Could a scenario of volatility come in the price of Bitcoin?

For its part, the financial services platform specialized in cryptos FalconX points out that, as the cryptocurrency approaches US$100,000, could be much more sensitive to negative events. Specifically, these experts point out that the “order book tilt index shows that buyers have surprisingly reduced their purchasing power as prices approach six figures.”

This index measures the number of people willing to sell in relation to those who are on the demand or purchase side. “As we approach 100,000, the slope approaches levels that have only been seen three times since 2022. Although this does not threaten the rally in the medium term, it suggests that The fight to break through the $100,000 level could be intense“, these strategists point out.

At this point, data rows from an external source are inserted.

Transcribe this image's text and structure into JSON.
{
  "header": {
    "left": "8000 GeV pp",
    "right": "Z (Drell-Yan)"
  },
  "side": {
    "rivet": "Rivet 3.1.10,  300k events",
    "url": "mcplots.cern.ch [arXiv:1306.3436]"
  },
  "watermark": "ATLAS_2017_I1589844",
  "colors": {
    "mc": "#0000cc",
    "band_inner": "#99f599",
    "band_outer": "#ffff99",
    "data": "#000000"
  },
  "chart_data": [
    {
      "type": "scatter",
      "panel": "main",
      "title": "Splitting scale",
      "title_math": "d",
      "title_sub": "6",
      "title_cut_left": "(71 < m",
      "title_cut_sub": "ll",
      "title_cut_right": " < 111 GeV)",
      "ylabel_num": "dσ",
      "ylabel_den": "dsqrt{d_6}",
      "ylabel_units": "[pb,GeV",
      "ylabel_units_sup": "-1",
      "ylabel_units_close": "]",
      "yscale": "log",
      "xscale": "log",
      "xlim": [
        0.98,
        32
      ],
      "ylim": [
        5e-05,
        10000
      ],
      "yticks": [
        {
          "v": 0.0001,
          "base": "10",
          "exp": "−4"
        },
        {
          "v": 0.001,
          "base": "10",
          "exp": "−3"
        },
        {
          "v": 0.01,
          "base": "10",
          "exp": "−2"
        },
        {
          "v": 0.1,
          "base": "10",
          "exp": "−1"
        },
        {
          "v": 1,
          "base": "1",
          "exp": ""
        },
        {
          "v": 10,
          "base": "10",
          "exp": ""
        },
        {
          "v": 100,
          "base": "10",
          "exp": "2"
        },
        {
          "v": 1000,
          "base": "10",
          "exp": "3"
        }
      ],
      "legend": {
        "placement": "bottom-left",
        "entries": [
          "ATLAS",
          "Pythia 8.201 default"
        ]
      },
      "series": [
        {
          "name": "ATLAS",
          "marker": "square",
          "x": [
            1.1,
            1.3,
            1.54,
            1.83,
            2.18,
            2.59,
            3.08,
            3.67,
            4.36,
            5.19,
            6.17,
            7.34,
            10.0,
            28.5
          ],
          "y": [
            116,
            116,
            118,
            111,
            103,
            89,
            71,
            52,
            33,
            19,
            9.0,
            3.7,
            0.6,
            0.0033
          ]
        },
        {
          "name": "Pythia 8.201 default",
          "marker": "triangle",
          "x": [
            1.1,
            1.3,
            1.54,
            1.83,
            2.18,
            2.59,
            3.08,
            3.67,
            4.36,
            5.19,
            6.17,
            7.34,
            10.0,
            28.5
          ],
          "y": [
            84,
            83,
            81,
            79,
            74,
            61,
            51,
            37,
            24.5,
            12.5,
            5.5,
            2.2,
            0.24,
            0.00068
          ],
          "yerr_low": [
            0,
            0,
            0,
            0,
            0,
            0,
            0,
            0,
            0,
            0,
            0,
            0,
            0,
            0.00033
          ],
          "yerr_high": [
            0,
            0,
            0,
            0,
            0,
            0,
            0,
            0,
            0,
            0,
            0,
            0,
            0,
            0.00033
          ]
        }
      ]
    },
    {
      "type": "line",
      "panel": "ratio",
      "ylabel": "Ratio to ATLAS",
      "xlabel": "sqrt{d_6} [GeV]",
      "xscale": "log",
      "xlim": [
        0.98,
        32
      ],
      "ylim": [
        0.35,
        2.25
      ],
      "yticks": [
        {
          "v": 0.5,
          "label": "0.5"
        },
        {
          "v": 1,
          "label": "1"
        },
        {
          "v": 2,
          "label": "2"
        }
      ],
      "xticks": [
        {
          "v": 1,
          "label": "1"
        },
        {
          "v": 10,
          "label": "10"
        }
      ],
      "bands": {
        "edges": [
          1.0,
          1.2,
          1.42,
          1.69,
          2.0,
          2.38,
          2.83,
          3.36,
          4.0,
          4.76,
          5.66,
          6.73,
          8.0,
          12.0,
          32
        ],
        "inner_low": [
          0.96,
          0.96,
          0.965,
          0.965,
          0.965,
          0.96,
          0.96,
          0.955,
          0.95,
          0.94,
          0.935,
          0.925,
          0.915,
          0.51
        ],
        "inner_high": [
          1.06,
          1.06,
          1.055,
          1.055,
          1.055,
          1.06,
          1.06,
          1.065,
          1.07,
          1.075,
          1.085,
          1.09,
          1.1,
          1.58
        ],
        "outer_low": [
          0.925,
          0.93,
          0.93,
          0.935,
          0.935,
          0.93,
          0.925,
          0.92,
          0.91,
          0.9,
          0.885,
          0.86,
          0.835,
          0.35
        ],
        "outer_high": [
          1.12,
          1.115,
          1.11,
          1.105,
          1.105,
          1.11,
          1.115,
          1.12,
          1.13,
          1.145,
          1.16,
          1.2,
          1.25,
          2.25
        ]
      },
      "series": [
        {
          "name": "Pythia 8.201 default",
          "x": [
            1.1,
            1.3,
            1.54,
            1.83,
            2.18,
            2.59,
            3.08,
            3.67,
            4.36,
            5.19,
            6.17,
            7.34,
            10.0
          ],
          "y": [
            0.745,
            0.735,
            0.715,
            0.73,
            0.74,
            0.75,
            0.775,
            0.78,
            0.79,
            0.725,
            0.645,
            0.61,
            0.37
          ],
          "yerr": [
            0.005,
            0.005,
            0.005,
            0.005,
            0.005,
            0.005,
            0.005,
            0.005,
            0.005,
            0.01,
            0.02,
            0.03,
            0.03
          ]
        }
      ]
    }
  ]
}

Likewise, FalconX highlights that Any possible correction or an eventual rise above US$100,000 “could be violent”as overall market depth or liquidity has decreased amid the price rally, despite an increase in trading volumes. The recent decline in liquidity means that a few large orders can have a disproportionate impact on the current market, which could generate rapid swings in prices.

FOMO warning

Experts warn that investors would do well not to get carried away by excessive optimism. This is what Javier Molina, senior market analyst at eToro, thinks, who recommends that the market increase caution at this time and employ a “detailed” analysis to avoid incurring large losses. “Despite the enthusiasm, it is crucial to approach this moment with caution. LVertical movements like the current ones are tempting, but also dangerous. “It is essential to avoid impulsive decisions guided by FOMO (fear of missing out, in this case, a bitcoin rally),” said this strategist.